To further support their religious exemption request, petitioners state that they object to specific ingredients contained in vaccines.  In support of their exemption request, petitioners provided a detailed description of their objections to multiple ingredients listed in multiple vaccines according to the CDC website.  Petitioner T.M. states:

Vaccines directly pollute and permanently alters [sic] the blood....  When I was researching vaccine ingredients, I was dismayed to discover that vaccines are comprised of: animal DNA, [live] and dead viruses, chicken embryos, animal kidney tissues, human cell[s] cultures and bovine serum....  We are also warned to keep our body pure from certain animals.  Antigens included in the vaccines are cultured in serums taken from numerous animal and human sources.

Respondent has not submitted evidence to rebut the linkage between the required vaccines and these materials to which petitioners objects.  Thus, I find that the record in this proceeding contains evidence of a possible linkage between vaccines and the use of materials to which petitioners object on religious grounds (see Appeal of B.S., 56 Ed Dept Rep Decision No. 17, 058; Appeal of B.O-G., 51 id., Decision No. 16,294).

Based on the record before me, I find that the weight of the evidence supports petitioners’ contentions that their opposition to immunization stems from sincerely held religious beliefs.  Contrary to respondent’s assertion, there is nothing in the record which establishes that petitioners’ objections to immunizations are based solely on philosophical, scientific, medical or personal preference.  Petitioner T.M. stated in her August 8, 2016 letter that she “still believe[s]” that vaccinations are “safe and effective.”  Petitioners’ beliefs and their objection to immunizations appears to be principally based upon their interpretation of biblical passages, concepts and practices found in the Catholic faith and are religious in nature (Appeal of L.S., 48 Ed Dept Rep 227, Decision No. 15,845).

While respondent argues that petitioners’ interpretations and beliefs contradict those of the Catholic Church, as noted above it is not necessary for persons to be members of a recognized religious organization whose teachings oppose inoculation to claim the statutory exemption (Sherr, et al. v.
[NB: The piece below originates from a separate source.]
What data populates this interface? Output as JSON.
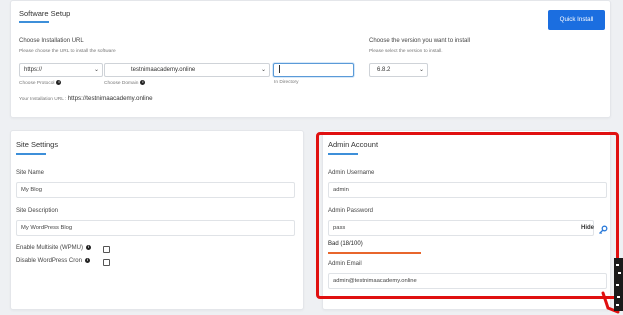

Northport-East Northport Union Free School Dist., et al., 672 FSupp 81).  Indeed, in her August 8, 2016 letter, petitioner T.M. acknowledged that “most Catholics today accept vaccination,” but states that her opposition to vaccination is based on her own “understanding of the Bible and Christian teaching....”  Moreover, aside from its own conclusory statements and assertions, respondent fails to identify any specific examples to support its characterization of petitioners’ beliefs. 

THE APPEAL IS SUSTAINED. 

IT IS ORDERED that respondent grant petitioners’ children a religious exemption from the immunization requirement specified in this decision pursuant to Public Health Law §2164.

END OF FILE

 

[1] K.M. appears to be missing the required meningitis vaccination and J.M. appears to be missing his final booster for MMR and varicella.

 

[2] While the court analyzed the merits of the record before it in the context of determining whether interim relief on this matter was properly granted, I note that, I am not bound by the courts findings in that regard because respondent’s challenge only concerned the issue of interim relief, which is governed by a different legal standard,.  Moreover, I have received and considered additional submissions from the parties as part of the record in this appeal, which were not before the court at the time it rendered its decision.

 

[3] This chronology is consistent with the district’s records: in a letter from a district principal dated October 16, 2014, the principal indicated that the students “reciev[ed] thier regular vaccinations as recently as July, 2011” and that the first “missed vaccinations for T.M. was on July of 2013.”